Wednesday, April 14, 2010

College

I am contemplating going to College. Where? San Francisco. I was looking at the University of San Francisco last night, but I don't believe I'll be going to that one. Even if I do pick a college, I don't know when I'll join.
You see, my mother, as I have said in earlier posts, is having a baby in early August. After she has the baby and goes back to work, I'm going to be the one who babysits him while she's at work. I don't know how long I'll be babysitting. I will love it though because I love children. I would like to go to college though. But, of course, I would need to get my GED.
I don't have my high school diploma because of personal reasons. Mostly because, when senior year started, I had a job that I didn't want to sacrifice for school. When I quit the job, school was already halfway over. My mother re-enrolled me into high school, but she moved out a few days later. After she moved out, I stopped going because I have insomnia. Most nights I wouldn't have even went to bed by the time I had to get up. So I would always sleep in class and get yelled at for it. I thought it bullshit and stopped going. I didn't graduate and I don't have my GED yet. I don't really care for my GED. Mostly because I don't believe that a little piece of paper signed by a bunch of assholes should determine whether or not I'm smart. I know I'm smart. I may not be smart with the choices I have made in life, but intellectually and factually, I am smart.

But I digress. The first college in SF I looked at was the University of San Francisco. But because I believe that you need a high school diploma to enter that university, I don't believe that I'll be going to that school. The college that I am now looking into is Chabot College.
For college, I would like to be a major in Music Theory with minors in both Art and History. Though, to be honest, these would not help me with the life career I have chosen. I want to be a Hair Stylist. =] Stupid and somewhat dumb, perhaps. But I like working with peoples hair. I am no good with my own hair, but with other peoples, yes. Because I can see clearly what I'm doing. I can't see what I'm doing with my own hair.

Enough of hair talk. I would like to go to college in San Francisco, with a major in Music Theory and minors in Art and History.
I chose Music Theory because I love music. I would like to know how Harmonies and Rhythms work. How different parts of the song come together to create a beautiful sound. How to read sheet music. I would very much love to learn how to read sheet music. I think sheet music can be very pretty at times. All the different notes. And in truth, one of my many tattoo ideas has music notes incorporated into it.
I chose Art because I love to draw. Though I am NOT very good at it. I would like to learn. To be able to paint beautiful landscapes, or figures of people. Or maybe even just a beautiful mess. Though, mind you, not like that Jackson Pollock, I believe, who used paint splatters as art. No, no. I don't like his paintings at all. My favorite painter of all time is Johannes Vermeer. I LOVE him because of the how he painted. He didn't paint with just one color. No. He used many colors to create something beautiful.
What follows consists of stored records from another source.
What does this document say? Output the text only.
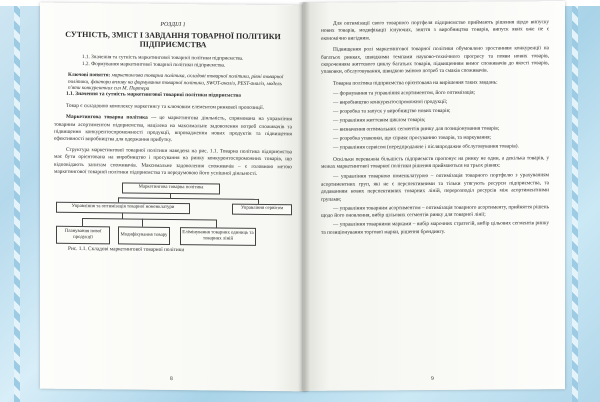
РОЗДІЛ 1
СУТНІСТЬ, ЗМІСТ І ЗАВДАННЯ ТОВАРНОЇ ПОЛІТИКИ ПІДПРИЄМСТВА
1.1. Значення та сутність маркетингової товарної політики підприємства.
1.2. Формування маркетингової товарної політики підприємства.
Ключові поняття: маркетингова товарна політика, складові товарної політики, рівні товарної політики, фактори впливу на формування товарної політики, SWOT-аналіз, PEST-аналіз, модель п'яти конкурентних сил М. Портера

1.1. Значення та сутність маркетингової товарної політики підприємства

Товар є складовою комплексу маркетингу та ключовим елементом ринкової пропозиції.

Маркетингова товарна політика — це маркетингова діяльність, спрямована на управління товарним асортиментом підприємства, націлена на максимальне задоволення потреб споживачів та підвищення конкурентоспроможності продукції, впровадження нових продуктів та підвищення ефективності виробництва для одержання прибутку.

Структура маркетингової товарної політики наведена на рис. 1.1. Товарна політика підприємства має бути орієнтована на виробництво і просування на ринку конкурентоспроможних товарів, що відповідають запитам споживачів. Максимальне задоволення споживачів – є головною метою маркетингової товарної політики підприємства та передумовою його успішної діяльності.

Маркетингова товарна політика
Управління та оптимізація товарної номенклатури	Управління сервісом
Планування нової продукції	Модифікування товару	Елімінування товарних одиниць та товарних ліній
Рис. 1.1. Складові маркетингової товарної політики
8

Для оптимізації свого товарного портфеля підприємство приймають рішення щодо випуску нових товарів, модифікації існуючих, зняття з виробництва товарів, випуск яких вже не є економічно вигідним.

Підвищення ролі маркетингової товарної політики обумовлено зростанням конкуренції на багатьох ринках, швидкими темпами науково-технічного прогресу та появи нових товарів, скороченням життєвого циклу багатьох товарів, підвищенням вимог споживачів до якості товарів, упаковки, обслуговування, швидкою зміною потреб та смаків споживачів.

Товарна політика підприємства орієнтована на вирішення таких завдань:

— формування та управління асортиментом, його оптимізація;

— виробництво конкурентоспроможної продукції;

— розробка та запуск у виробництво нових товарів;

— управління життєвим циклом товарів;

— визначення оптимальних сегментів ринку для позиціонування товарів;

— розробка упаковки, що сприяє просуванню товарів, та маркування;

— управління сервісом (передпродажне і післяпродажне обслуговування товарів).

Оскільки переважна більшість підприємств пропонує на ринку не один, а декілька товарів, у межах маркетингової товарної політики рішення приймаються на трьох рівнях:

— управління товарною номенклатурою – оптимізація товарного портфелю з урахуванням асортиментних груп, які не є перспективними та тільки утягують ресурси підприємства, та додаванням нових перспективних товарних ліній, перерозподіл ресурсів між асортиментними групами;

— управління товарним асортиментом – оптимізація товарного асортименту, прийняття рішень щодо його оновлення, вибір цільових сегментів ринку для товарної лінії;

— управління товарними марками – вибір марочних стратегій, вибір цільових сегментів ринку та позиціонування торгової марки, рішення брендингу.

9
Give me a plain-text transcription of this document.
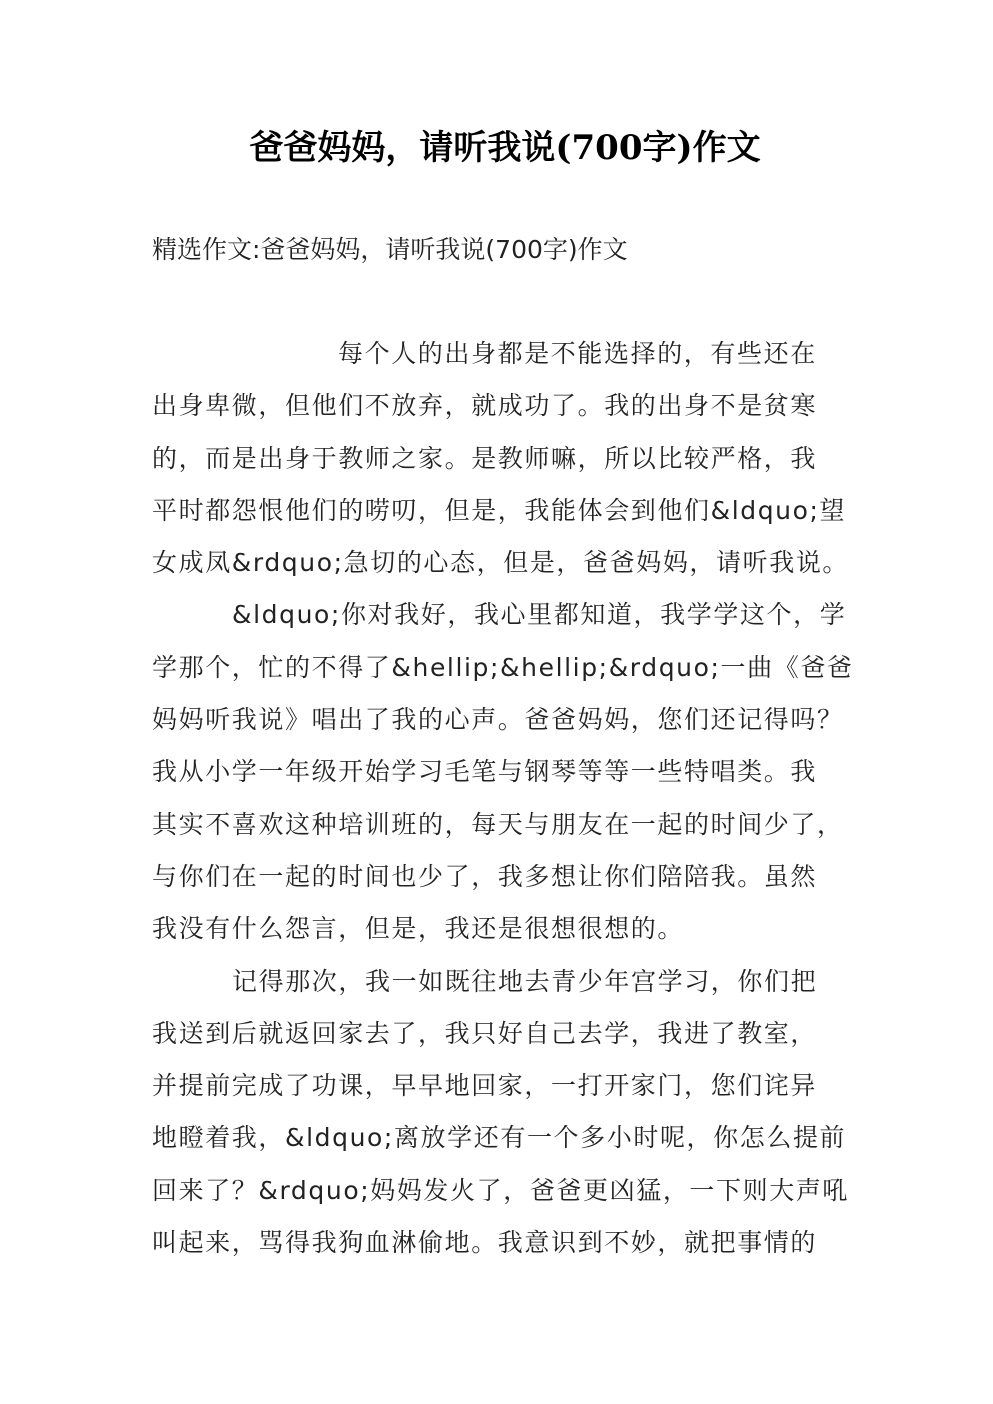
爸爸妈妈，请听我说(700字)作文
精选作文:爸爸妈妈，请听我说(700字)作文
每个人的出身都是不能选择的，有些还在
出身卑微，但他们不放弃，就成功了。我的出身不是贫寒
的，而是出身于教师之家。是教师嘛，所以比较严格，我
平时都怨恨他们的唠叨，但是，我能体会到他们&ldquo;望
女成凤&rdquo;急切的心态，但是，爸爸妈妈，请听我说。
&ldquo;你对我好，我心里都知道，我学学这个，学
学那个，忙的不得了&hellip;&hellip;&rdquo;一曲《爸爸
妈妈听我说》唱出了我的心声。爸爸妈妈，您们还记得吗？
我从小学一年级开始学习毛笔与钢琴等等一些特唱类。我
其实不喜欢这种培训班的，每天与朋友在一起的时间少了，
与你们在一起的时间也少了，我多想让你们陪陪我。虽然
我没有什么怨言，但是，我还是很想很想的。
记得那次，我一如既往地去青少年宫学习，你们把
我送到后就返回家去了，我只好自己去学，我进了教室，
并提前完成了功课，早早地回家，一打开家门，您们诧异
地瞪着我，&ldquo;离放学还有一个多小时呢，你怎么提前
回来了？&rdquo;妈妈发火了，爸爸更凶猛，一下则大声吼
叫起来，骂得我狗血淋偷地。我意识到不妙，就把事情的
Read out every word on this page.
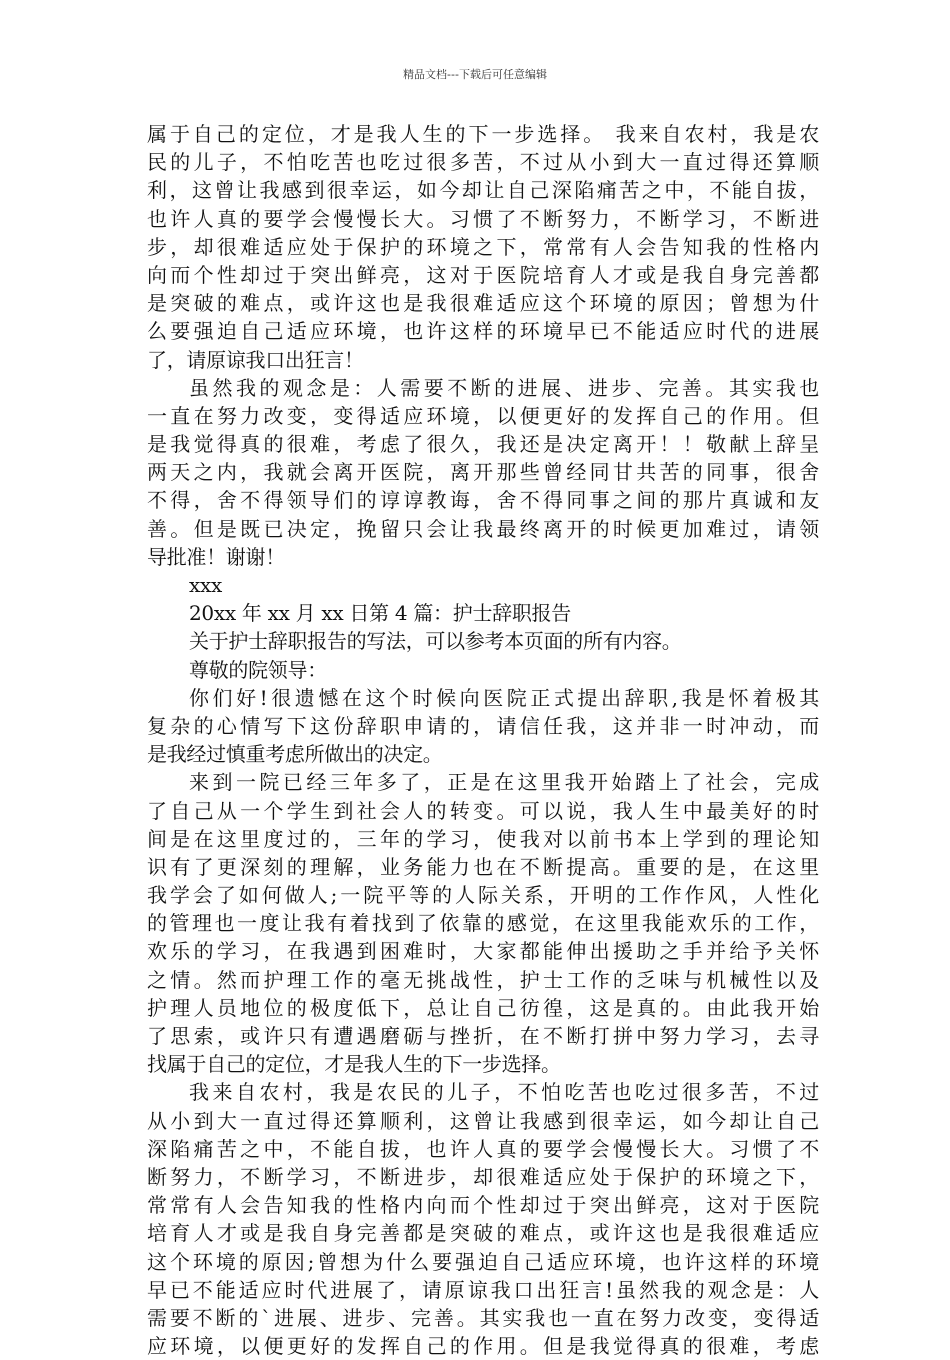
精品文档---下载后可任意编辑
属于自己的定位，才是我人生的下一步选择。 我来自农村，我是农
民的儿子，不怕吃苦也吃过很多苦，不过从小到大一直过得还算顺
利，这曾让我感到很幸运，如今却让自己深陷痛苦之中，不能自拔，
也许人真的要学会慢慢长大。习惯了不断努力，不断学习，不断进
步，却很难适应处于保护的环境之下，常常有人会告知我的性格内
向而个性却过于突出鲜亮，这对于医院培育人才或是我自身完善都
是突破的难点，或许这也是我很难适应这个环境的原因；曾想为什
么要强迫自己适应环境，也许这样的环境早已不能适应时代的进展
了，请原谅我口出狂言！
虽然我的观念是：人需要不断的进展、进步、完善。其实我也
一直在努力改变，变得适应环境，以便更好的发挥自己的作用。但
是我觉得真的很难，考虑了很久，我还是决定离开！！敬献上辞呈
两天之内，我就会离开医院，离开那些曾经同甘共苦的同事，很舍
不得，舍不得领导们的谆谆教诲，舍不得同事之间的那片真诚和友
善。但是既已决定，挽留只会让我最终离开的时候更加难过，请领
导批准！谢谢！
xxx
20xx 年 xx 月 xx 日第 4 篇：护士辞职报告
关于护士辞职报告的写法，可以参考本页面的所有内容。
尊敬的院领导：
你们好!很遗憾在这个时候向医院正式提出辞职,我是怀着极其
复杂的心情写下这份辞职申请的，请信任我，这并非一时冲动，而
是我经过慎重考虑所做出的决定。
来到一院已经三年多了，正是在这里我开始踏上了社会，完成
了自己从一个学生到社会人的转变。可以说，我人生中最美好的时
间是在这里度过的，三年的学习，使我对以前书本上学到的理论知
识有了更深刻的理解，业务能力也在不断提高。重要的是，在这里
我学会了如何做人;一院平等的人际关系，开明的工作作风，人性化
的管理也一度让我有着找到了依靠的感觉，在这里我能欢乐的工作，
欢乐的学习，在我遇到困难时，大家都能伸出援助之手并给予关怀
之情。然而护理工作的毫无挑战性，护士工作的乏味与机械性以及
护理人员地位的极度低下，总让自己彷徨，这是真的。由此我开始
了思索，或许只有遭遇磨砺与挫折，在不断打拼中努力学习，去寻
找属于自己的定位，才是我人生的下一步选择。
我来自农村，我是农民的儿子，不怕吃苦也吃过很多苦，不过
从小到大一直过得还算顺利，这曾让我感到很幸运，如今却让自己
深陷痛苦之中，不能自拔，也许人真的要学会慢慢长大。习惯了不
断努力，不断学习，不断进步，却很难适应处于保护的环境之下，
常常有人会告知我的性格内向而个性却过于突出鲜亮，这对于医院
培育人才或是我自身完善都是突破的难点，或许这也是我很难适应
这个环境的原因;曾想为什么要强迫自己适应环境，也许这样的环境
早已不能适应时代进展了，请原谅我口出狂言!虽然我的观念是：人
需要不断的`进展、进步、完善。其实我也一直在努力改变，变得适
应环境，以便更好的发挥自己的作用。但是我觉得真的很难，考虑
In one of his paintings, The Girl with a Wineglass, the woman is wearing a red skirt. Though in the shadows of the skirt, it looks a little purple. The shadows of the red satin dress are under painted in natural ultramarine, and, owing to this underlying blue paint layer, the red lake and vermilion mixture applied over it acquires a slightly purple, cool and crisp appearance that is most powerful.



I also loved how his paintings could draw so much emotion. There is one, Woman Holding A Balance, She is dressed in the traditional blue outfit of Mary, and she is pregnant, which suggests there is a connection with the choice and the Last Judgement depicted in the background. The woman stands between a depiction of the Last Judgment hung in a heavy black frame, and a table covered with jewelry representing material possessions. The empty scale stresses that she is balancing spiritual rather than material considerations. Vermeer's portrayal does not impart a sense of tension or conflict; the woman exudes serenity. Her self-knowledge is suggested by the mirror on the wall. The painting suggests the importance of moderation, self-awareness, and a full understanding of the implications of a final judgment, and what it would be to be the woman who gave birth to it.
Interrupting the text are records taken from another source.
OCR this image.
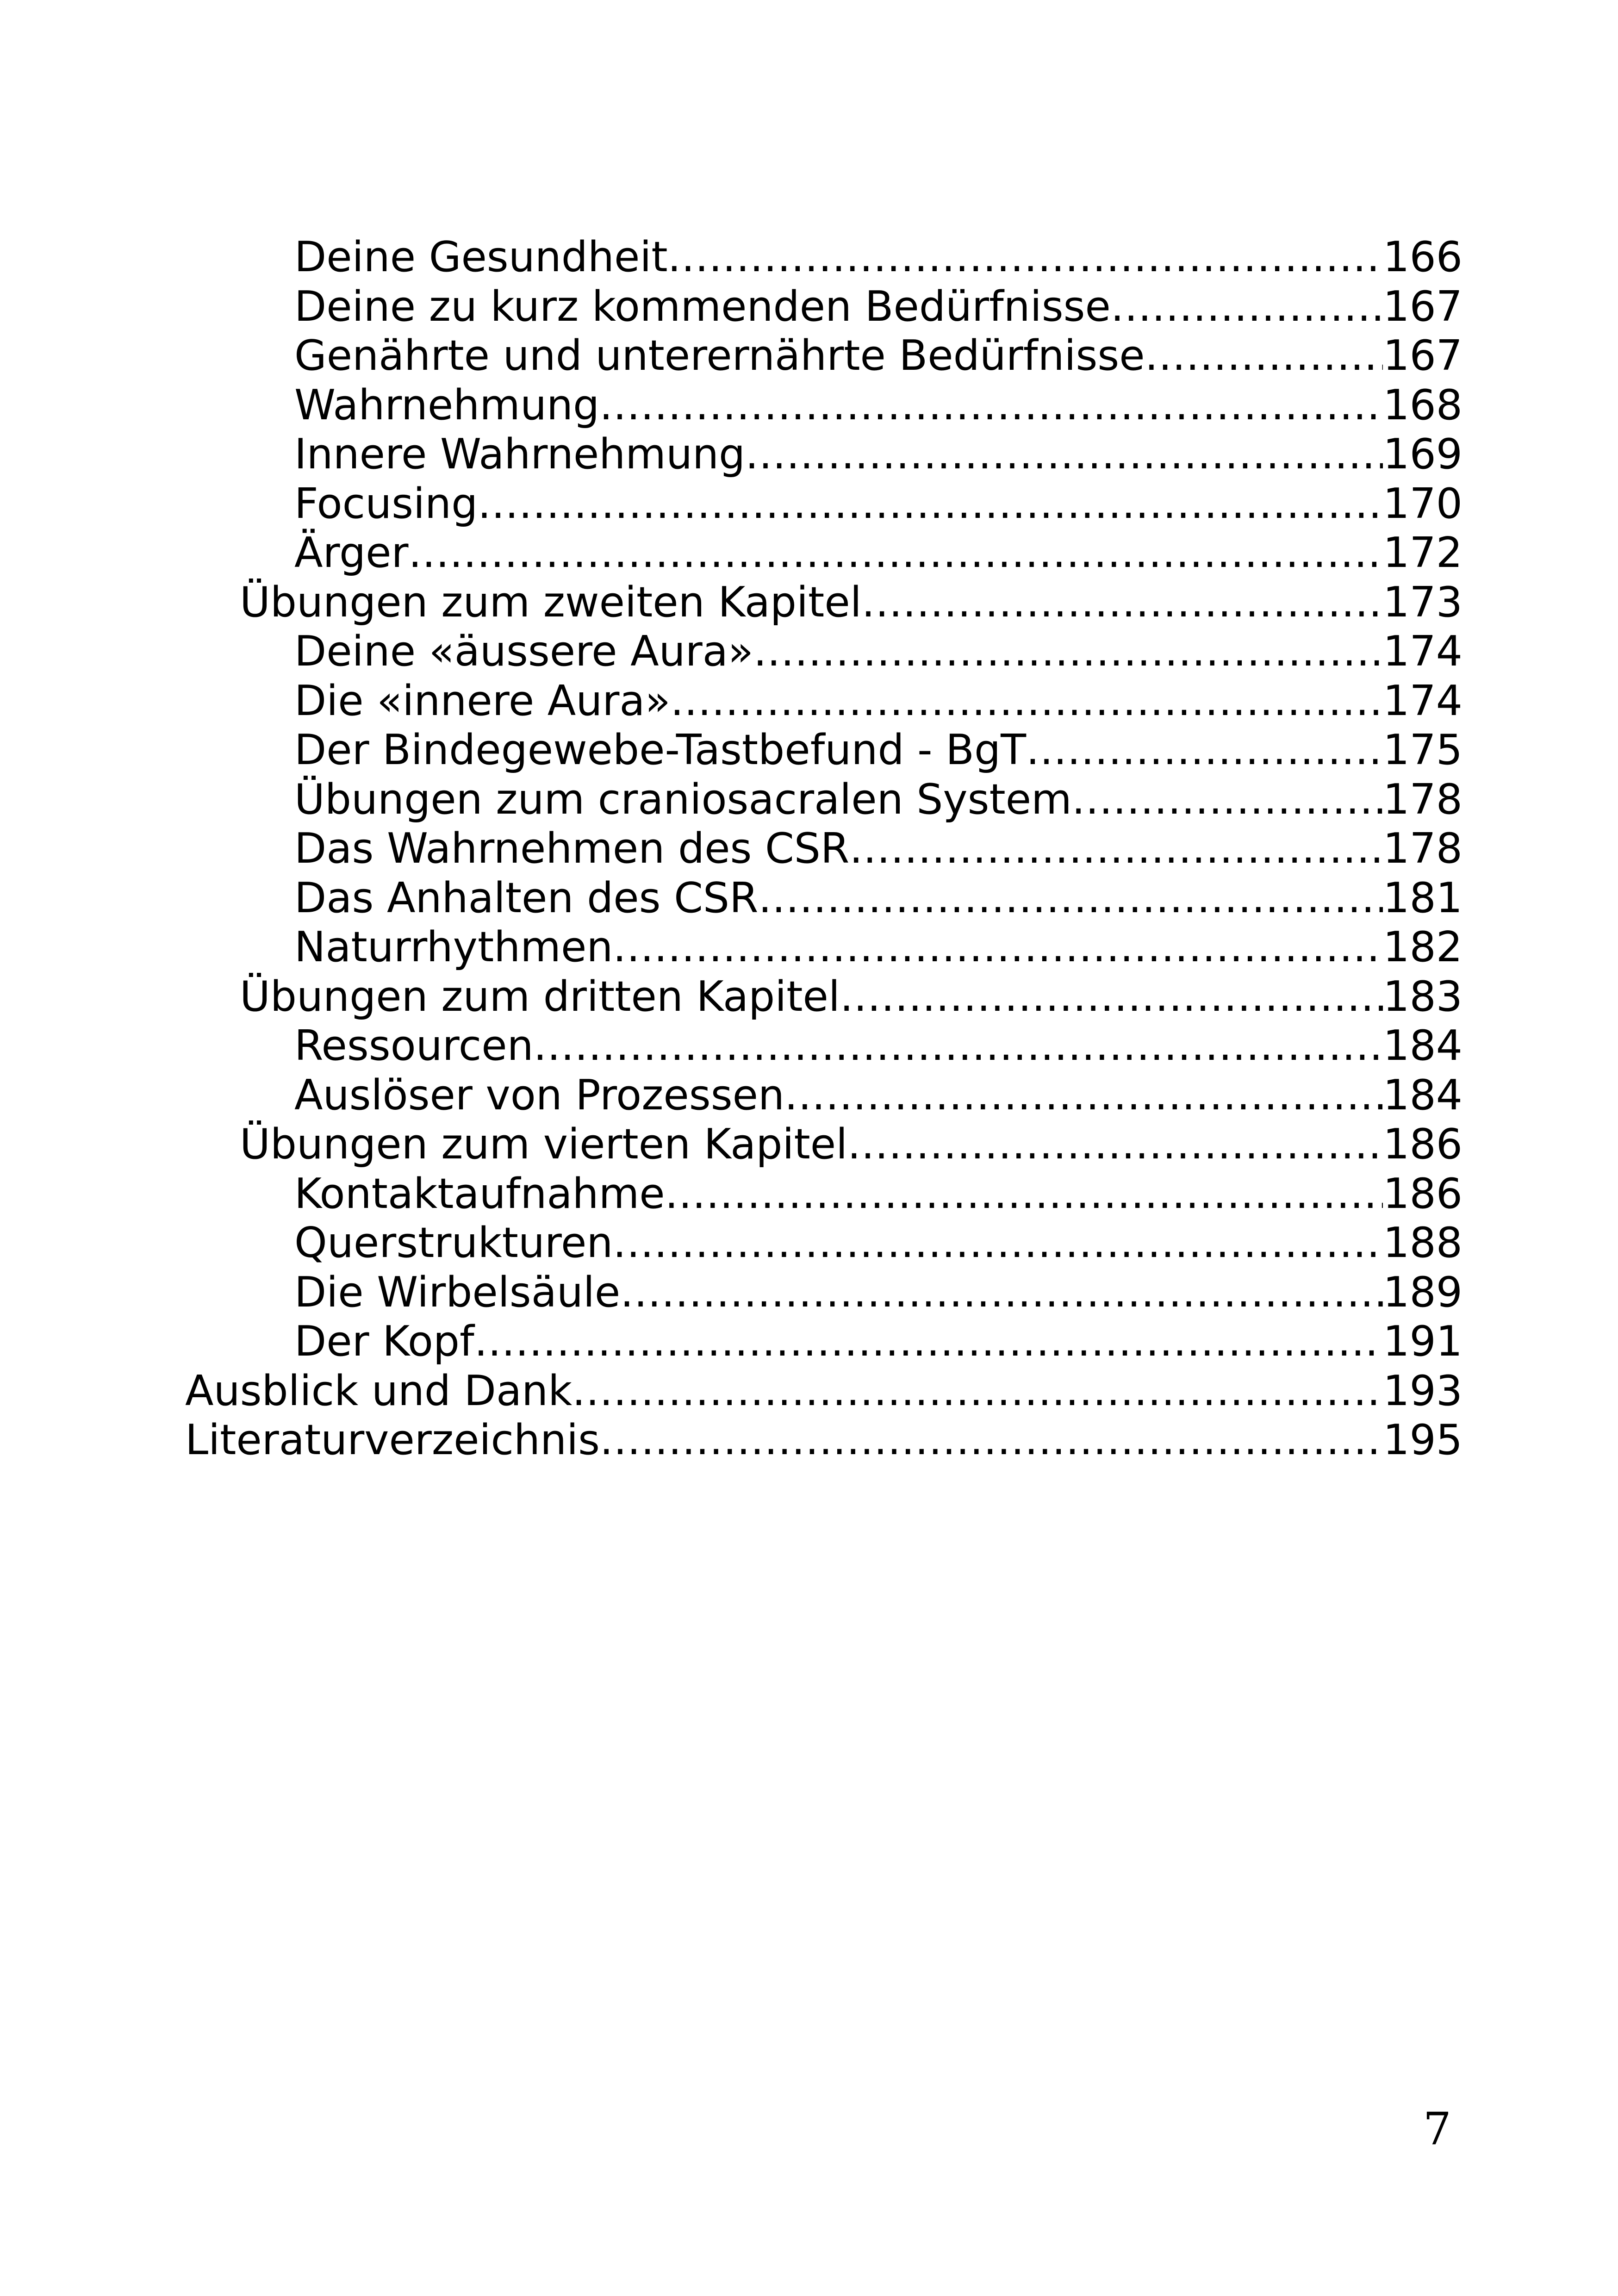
Deine Gesundheit .....	166
Deine zu kurz kommenden Bedürfnisse .....	167
Genährte und unterernährte Bedürfnisse .....	167
Wahrnehmung .....	168
Innere Wahrnehmung .....	169
Focusing .....	170
Ärger .....	172
Übungen zum zweiten Kapitel .....	173
Deine «äussere Aura» .....	174
Die «innere Aura» .....	174
Der Bindegewebe-Tastbefund - BgT .....	175
Übungen zum craniosacralen System .....	178
Das Wahrnehmen des CSR .....	178
Das Anhalten des CSR .....	181
Naturrhythmen .....	182
Übungen zum dritten Kapitel .....	183
Ressourcen .....	184
Auslöser von Prozessen .....	184
Übungen zum vierten Kapitel .....	186
Kontaktaufnahme .....	186
Querstrukturen .....	188
Die Wirbelsäule .....	189
Der Kopf .....	191
Ausblick und Dank .....	193
Literaturverzeichnis .....	195
7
But I have again digressed too much. The last is History. I chose History simply because I love History. I love to learn about different counties and what happened in their growth throughout the centuries. My favorite civilization is, of course, Ancient Egypt. But my second most favorite time period would be that of King Henry VIII and a little after him; between 1600-1800. Nothing more later in the 1800s because everything seemed to start getting modernized? I guess you could say. I love the old times. The times of big dresses with tight corsets. How everything was so simple in those days. It would've been nice to live in those times I think. Well, if you were high class. If you were low class, things wouldn't have been so nice.


I come to the end and to the point. I would love to go to college in San Francisco to have a, oh I don't know, Masters? in Music Theory with minors in Art and History. But because of present timings, I cannot. Hopefully in the not too distant future, I am able to. When things are more settled and I have become more settled in life. When I am at a happier place in my life, perhaps.